Induction of DNA double-strand breaks by 8-methoxycaffeine: cell cycle dependence and comparison with topoisomerase II inhibitors.

We have studied the ability of 8-methoxycaffeine (8-MOC)--one of the most effective caffeine derivatives in inducing chromosomal aberrations--to induce DNA double strand breaks (DSB) in purified human T lymphocytes during the cell cycle. Etoposide- or ellipticine-mediated DNA break frequency was used as a parameter of topoisomerase II activity. DNA-DSB induced by either 8-MOC or VP16 or ellipticine rose co-ordinately with the level of DNA topoisomerase II and with the onset of DNA replication. At concentrations between 10 and 50 microM 8-MOC was approximately 75% as active in terms of DSB as VP16 and ellipticine. By contrast with VP16 and ellipticine, 8-MOC was not cytotoxic. In conclusion, our data suggest that 8-MOC is an agent that efficiently induces DNA-DSB at non-toxic concentrations, and without direct inhibition of topoisomerase II.

Circumvention of atypical multidrug resistance with tumor necrosis factor.

Some "multidrug-resistant" (MDR) cell lines are not associated with a defect in drug accumulation or with the overexpression of P-glycoprotein. These cell lines are defined as "atypical MDR" (at-MDR) and they often express altered or mutated topoisomerase II. We investigated the ability of tumor necrosis factor to reverse at-MDR (in the human ovarian cancer cell line A2780 DX3) on the basis of its efficacy in potentiating in vitro topoisomerase II-targeted drugs, and because there is convincing evidence that the synergy is due to an increased number of topoisomerase-associated strand-breaks as well as to an increased level of extractable topoisomerase.

Reversal of "atypical"-multidrug resistance by recombinant human tumor necrosis factor in the human ovarian cancer cell line A2780-DX3.

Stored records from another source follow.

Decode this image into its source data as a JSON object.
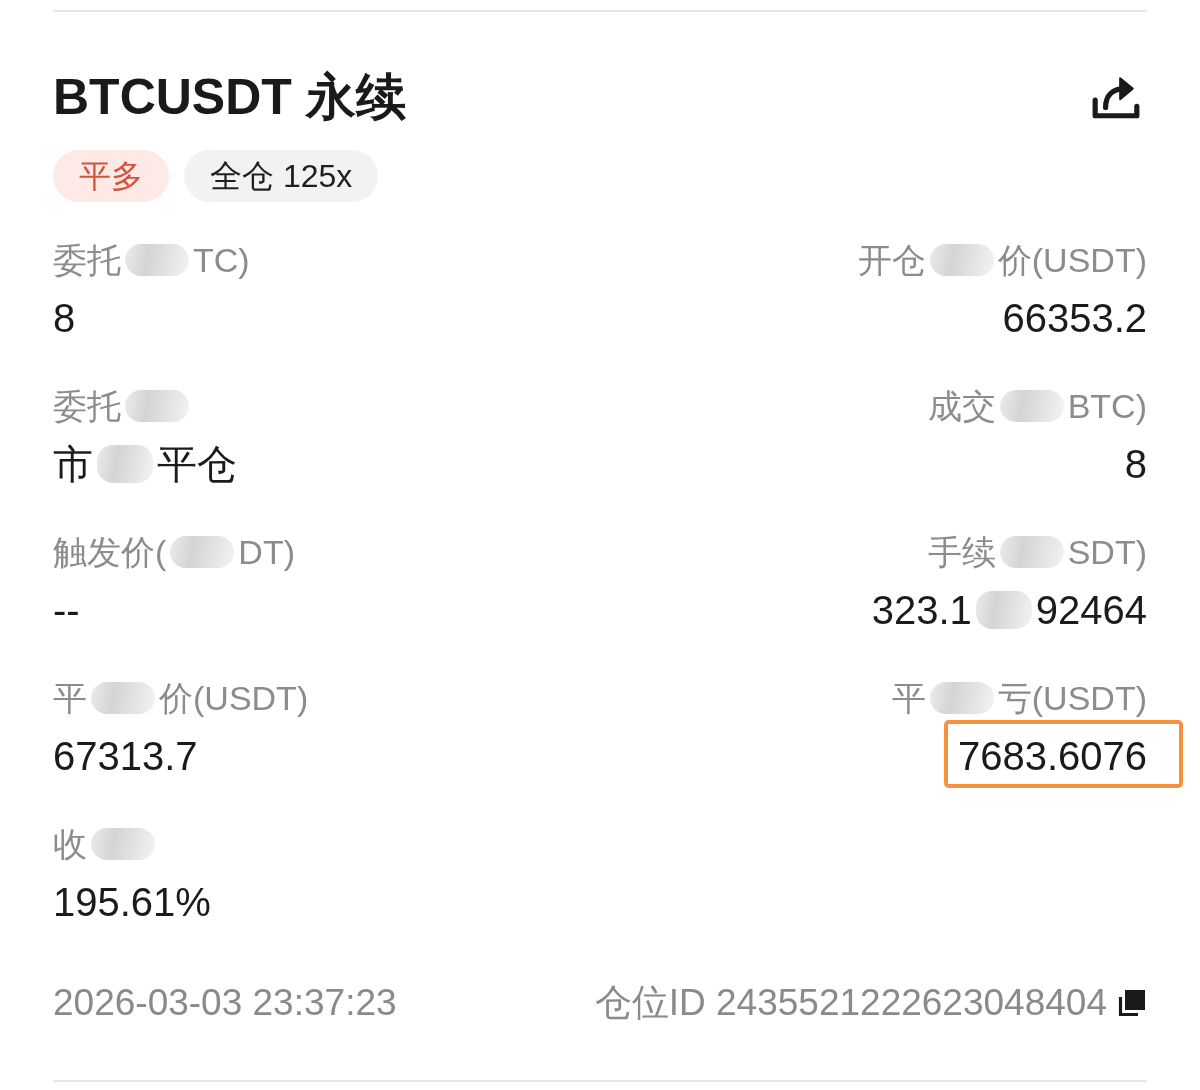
{
  "header": {
    "title": "BTCUSDT 永续"
  },
  "tags": [
    {
      "kind": "direction",
      "text": "平多"
    },
    {
      "kind": "margin",
      "text": "全仓 125x"
    }
  ],
  "fields": [
    {
      "label": [
        {
          "kind": "text",
          "text": "委托"
        },
        {
          "kind": "smudge"
        },
        {
          "kind": "text",
          "text": "TC)"
        }
      ],
      "value": [
        {
          "kind": "text",
          "text": "8"
        }
      ],
      "highlighted": false
    },
    {
      "label": [
        {
          "kind": "text",
          "text": "开仓"
        },
        {
          "kind": "smudge"
        },
        {
          "kind": "text",
          "text": "价(USDT)"
        }
      ],
      "value": [
        {
          "kind": "text",
          "text": "66353.2"
        }
      ],
      "highlighted": false
    },
    {
      "label": [
        {
          "kind": "text",
          "text": "委托"
        },
        {
          "kind": "smudge"
        }
      ],
      "value": [
        {
          "kind": "text",
          "text": "市"
        },
        {
          "kind": "smudge"
        },
        {
          "kind": "text",
          "text": "平仓"
        }
      ],
      "highlighted": false
    },
    {
      "label": [
        {
          "kind": "text",
          "text": "成交"
        },
        {
          "kind": "smudge"
        },
        {
          "kind": "text",
          "text": "BTC)"
        }
      ],
      "value": [
        {
          "kind": "text",
          "text": "8"
        }
      ],
      "highlighted": false
    },
    {
      "label": [
        {
          "kind": "text",
          "text": "触发价("
        },
        {
          "kind": "smudge"
        },
        {
          "kind": "text",
          "text": "DT)"
        }
      ],
      "value": [
        {
          "kind": "text",
          "text": "--"
        }
      ],
      "highlighted": false
    },
    {
      "label": [
        {
          "kind": "text",
          "text": "手续"
        },
        {
          "kind": "smudge"
        },
        {
          "kind": "text",
          "text": "SDT)"
        }
      ],
      "value": [
        {
          "kind": "text",
          "text": "323.1"
        },
        {
          "kind": "smudge"
        },
        {
          "kind": "text",
          "text": "92464"
        }
      ],
      "highlighted": false
    },
    {
      "label": [
        {
          "kind": "text",
          "text": "平"
        },
        {
          "kind": "smudge"
        },
        {
          "kind": "text",
          "text": "价(USDT)"
        }
      ],
      "value": [
        {
          "kind": "text",
          "text": "67313.7"
        }
      ],
      "highlighted": false
    },
    {
      "label": [
        {
          "kind": "text",
          "text": "平"
        },
        {
          "kind": "smudge"
        },
        {
          "kind": "text",
          "text": "亏(USDT)"
        }
      ],
      "value": [
        {
          "kind": "text",
          "text": "7683.6076"
        }
      ],
      "highlighted": true
    },
    {
      "label": [
        {
          "kind": "text",
          "text": "收"
        },
        {
          "kind": "smudge"
        }
      ],
      "value": [
        {
          "kind": "text",
          "text": "195.61%"
        }
      ],
      "highlighted": false
    }
  ],
  "footer": {
    "time": "2026-03-03 23:37:23",
    "position_id": "仓位ID 2435521222623048404"
  }
}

A2780 human ovarian cancer cell line and its multidrug resistant counterpart A2780-DX3 were utilized for this in vitro study. A2780-DX3 is resistant in various degrees to several topoisomerase II inhibitors but sensitive to vinca alkaloids. Simultaneous treatment of the A2780-DX3 line with 1000 U/mL rHuTNF largely reverses resistance to most topoisomerase II inhibitors. By itself, 1000 U/mL rHuTNF is not toxic to the resistant line. Uptake and retention of [3H]-Mitoxantrone are not modified by rHuTNF, whereas rHuTNF is very active in potentiating the effects of Mitoxantrone. After treatment with topoisomerase II inhibitors, Doxorubicin, Mitoxantrone, or VP16, rHuTNF restores DNA-SSB and DNA-protein cross-links in the resistant line to the level of the wild type. The cleavage activity of topoisomerase II in the resistant line is about 40% of the level present in the parental line. Five minutes after the addition of 1000 U/mL of rHuTNF, the cleavage activity in the resistant line is about 85% of the level present in the parental line. The catalytic activity of topoisomerase II is only 15% lower in the resistant line, but it is increased by about 50% 5 min after the addition of rHuTNF to the resistant line. These effects are transient and cannot be observed after 30 min. These transient direct effects of rHuTNF on topoisomerase II could be associated with its ability to restore sensitivity to inhibitors of topoisomerase II in the A2780-DX3 line.